As important as the lead characters are, just as important are all the seemingly peripheral elements, particularly the setting of the film, which replicates that mid-1960s look throughout, and populates it with a galaxy of fictional musical stars for these characters to interact with – jazz musicians, a girl group that sounds like it’s been produced by Phil Spector, a Tom Jones-like crooner who begrudgingly sings a novelty song that happens to be the theme song to some in-universe spy TV series or movie, and a self-absorbed diva all feel like they have a personal history and fandom, and they come complete with actual, fully composed songs that sound like songs that would have played on the radio back in the day.
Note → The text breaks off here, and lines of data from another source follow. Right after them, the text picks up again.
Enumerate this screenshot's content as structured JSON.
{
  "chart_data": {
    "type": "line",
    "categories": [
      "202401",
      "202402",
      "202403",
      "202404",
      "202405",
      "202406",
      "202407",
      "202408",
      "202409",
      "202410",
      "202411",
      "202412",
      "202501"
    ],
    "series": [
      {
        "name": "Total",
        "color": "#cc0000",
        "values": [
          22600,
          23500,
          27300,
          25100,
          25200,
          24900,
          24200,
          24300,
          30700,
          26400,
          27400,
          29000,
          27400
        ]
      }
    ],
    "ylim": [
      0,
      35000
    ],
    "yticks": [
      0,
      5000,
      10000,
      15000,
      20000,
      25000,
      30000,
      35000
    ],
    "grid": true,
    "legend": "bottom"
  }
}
And then you’ve got the songs from The Wonders themselves, which are great pop rock songs that are easy to listen to even apart from the film, even beyond the title track. These are genuinely great songs in their own right that stand apart from the film as songs you’d like to listen to on their own rather than just throwaway songs that the filmmakers were content with just having snippets of to play within the film. It even includes a couple tracks from Jimmy’s post-Wonders band, The Heardsmen, just for good measure, but my personal favorite non-Wonders song is the girl group track, “Hold My Hand, Hold My Heart” by The Chantrellines. In the context of the film itself, though, it just makes this feel all the more like a real, lived-in world, which just enhances the whole experience.
I really don’t have any real criticisms of this film to mention here. Anything I could point out would just seem petty and are easily overlooked in favor of all the other things the film does right. About the only negative thing I can really say at this point is that I’m just mad that my very, very old DVD disc is apparently so old that the disc has seemingly warped to the point where the last chapter didn’t play last night, so my revisit of the film was incomplete. No matter, though, as I have seen this movie so many times in the past, I remember pretty much every bit of the parts I wasn’t able to watch this time around. It’s also a great excuse to finally upgrade to a Blu-Ray, even if the video quality is reportedly not great. (The film, despite great reviews at the time, is not exactly remembered by many, and so I doubt Fox would be kind enough to remaster it.) Seriously, though, this is one of the most joyously entertaining modern musicals that you could ever watch, and given the amount of attention that went into all the details of the film, it’s a tremendously impressive debut for Tom Hanks as a director, too. (Let’s hope he can put Larry Crowne behind him and do something similar again in the future.) That Thing You Do! is one of those great films that’s also pretty much guaranteed to put you in a good mood by the film’s end, no matter what mood you were in before.